Assessments take about 90 minutes, preferably in a person’s home because more understanding is gained about a person’s care and support needs when seen in their own environment, as opposed to a hospital ward or consulting room. However, assessments sometimes occur in hospital to support discharge planning.
A typical day involves…
- A quick check of the calendar to see who I’m scheduled to assess that day, taking in a brief overview of each client’s referral reason/health history/current care situation, then heading out the door to visit these clients at their home.
- To start, I often need to reassure clients the assessment is not about sending them to a nursing home – a fairly common fear of people. It is important to take the time to make it clear it is about starting them on the journey to find the best aged care type to help them stay at home, wherever possible.
- There is lots to get through in the form a comprehensive assessment across social, health, functional, cognitive, psychological, and home setup dimensions of a person’s situation. This is done by skilfully asking the necessary questions, taking in other cues from the person and their environment, and collecting information from important carers and family.
- Developing a support plan comes next, including agreeing on key issues and appropriate options within the scope of the aged care system. Lots of education about the aged care system goes with this step.

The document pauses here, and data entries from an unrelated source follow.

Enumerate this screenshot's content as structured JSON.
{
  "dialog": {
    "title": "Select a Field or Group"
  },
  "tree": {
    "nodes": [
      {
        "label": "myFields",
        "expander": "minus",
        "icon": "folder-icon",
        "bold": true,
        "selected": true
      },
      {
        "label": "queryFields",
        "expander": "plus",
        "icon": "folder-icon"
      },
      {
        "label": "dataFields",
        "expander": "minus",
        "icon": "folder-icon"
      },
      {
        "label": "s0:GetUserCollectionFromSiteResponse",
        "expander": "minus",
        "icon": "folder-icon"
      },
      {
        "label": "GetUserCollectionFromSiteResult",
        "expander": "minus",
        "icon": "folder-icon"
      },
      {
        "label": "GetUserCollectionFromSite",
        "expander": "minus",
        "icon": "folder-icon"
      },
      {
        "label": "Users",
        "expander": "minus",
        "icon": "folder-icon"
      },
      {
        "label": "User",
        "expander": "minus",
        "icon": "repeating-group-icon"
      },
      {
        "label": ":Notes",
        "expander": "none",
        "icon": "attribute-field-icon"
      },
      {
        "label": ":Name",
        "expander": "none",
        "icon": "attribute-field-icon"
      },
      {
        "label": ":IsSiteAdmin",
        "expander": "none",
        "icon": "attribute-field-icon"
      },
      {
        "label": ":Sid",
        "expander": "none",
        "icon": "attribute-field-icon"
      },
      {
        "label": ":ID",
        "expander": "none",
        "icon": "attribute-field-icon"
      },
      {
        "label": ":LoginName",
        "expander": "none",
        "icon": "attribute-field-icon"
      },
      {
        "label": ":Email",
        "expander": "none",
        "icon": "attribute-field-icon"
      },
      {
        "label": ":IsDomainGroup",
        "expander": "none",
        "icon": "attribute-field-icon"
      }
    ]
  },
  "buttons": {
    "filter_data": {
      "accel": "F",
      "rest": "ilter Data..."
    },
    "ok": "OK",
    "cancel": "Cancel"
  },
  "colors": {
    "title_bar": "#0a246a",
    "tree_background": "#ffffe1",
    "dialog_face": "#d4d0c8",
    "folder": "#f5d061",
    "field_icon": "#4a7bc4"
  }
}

- Then it is back to the office to write up assessment reports, and, where needed, liaising further by phone with the person, carers, family or services I am referring to.

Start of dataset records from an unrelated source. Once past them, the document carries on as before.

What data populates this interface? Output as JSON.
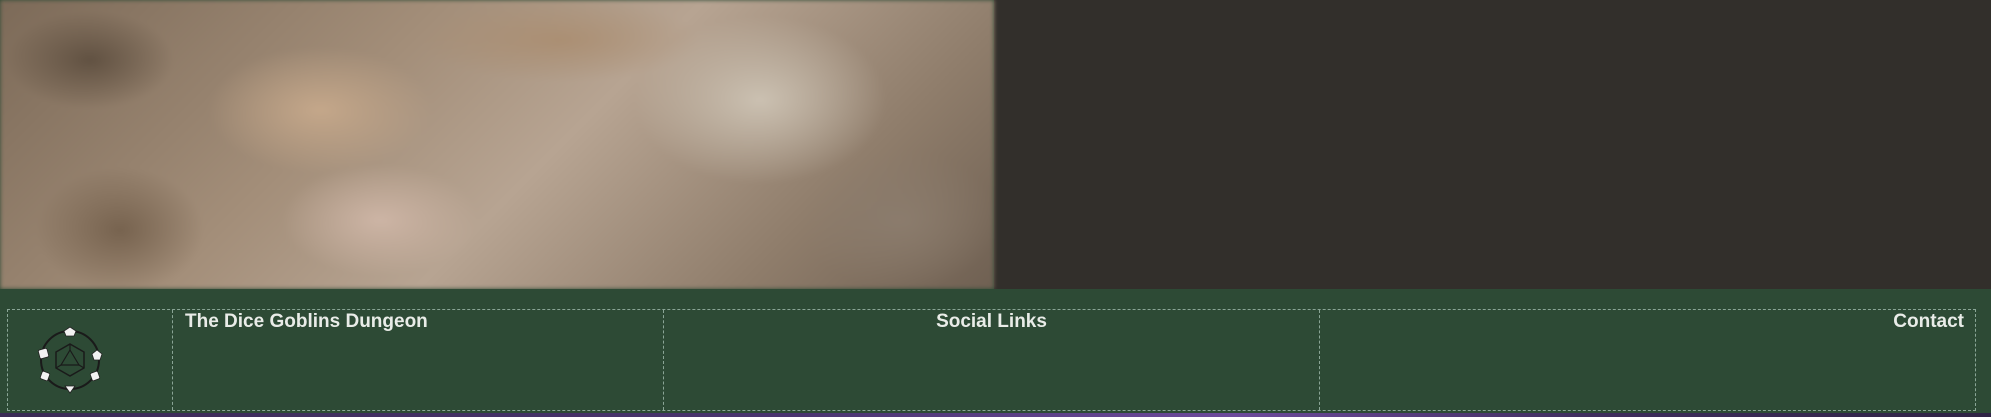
{
  "hero": {
    "image_alt": "blurred photo banner"
  },
  "footer": {
    "brand_heading": "The Dice Goblins Dungeon",
    "social_heading": "Social Links",
    "contact_heading": "Contact",
    "logo_icon": "dice-ring-logo-icon"
  },
  "colors": {
    "footer_bg": "#2d4a35",
    "hero_dark_bg": "#322f2b",
    "heading_text": "#e9ece8",
    "bottom_bar_accent": "#6d4a9c"
  }
}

What I love about working with ACAS
The pace and seemingly ever-increasing complexity of the clientele ACAS works with is a challenging part of this role, but there are many positives. To name a few:
My ACAS team is made up of clinicians with an absolute wealth of aged care clinical and system knowledge and experience, and we really strive to be person-centred despite the constraints of the system. I am always learning from my colleagues, not least because of the multidisciplinary make-up of the team.
The opportunity to interact with a wide variety of people from so many different walks of life and parts of the world is such a privilege and enriches my own world view hugely. I am sure many nurses feel this way.

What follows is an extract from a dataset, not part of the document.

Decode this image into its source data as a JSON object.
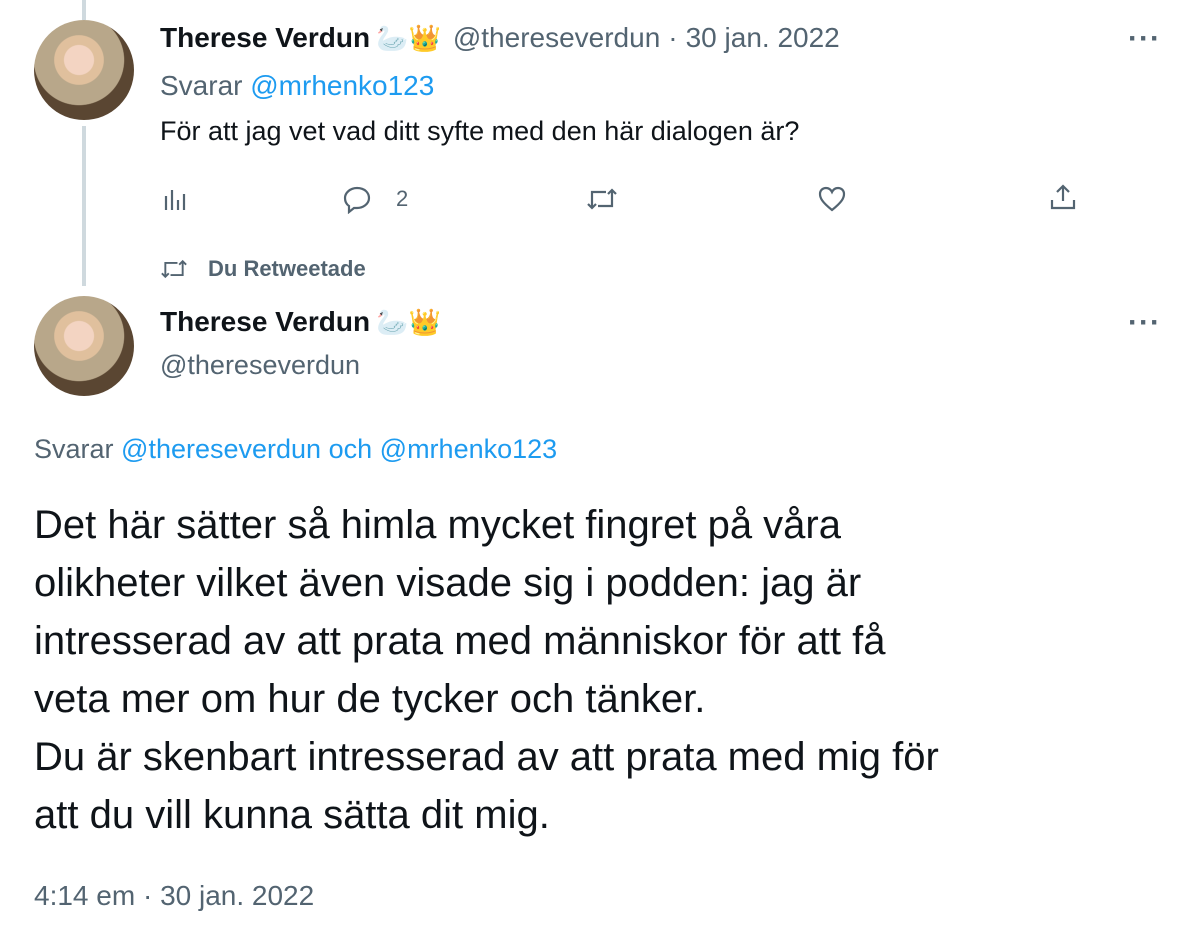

Again, like many nurses, I appreciate doing a role where I can make a difference in a person’s life. Perhaps by providing information about the complicated aged care system in a way that person can understand, they feel just that bit more informed or even empowered, or referring them on to the next service for the support they need. They may be ‘simple things’ that I hope make a big difference to people’s lives as they age, which can be challenging for some.
Rachel McKittrick MACN (RN, BAppSci, MPH, PhD Candidate)
Rachel’s clinical experience has been gained from working in various community-focused nursing roles in different health and aged care settings. Further study has led Rachel to presently be undertaking a PhD, which includes investigating workforce requirements including what the RN role is for community aged care settings. Rachel enjoys continuing to work clinically alongside this study, with the Aged Care Assessment Service, and she is also part of the ACN Nursing in the Community Faculty Leadership Team.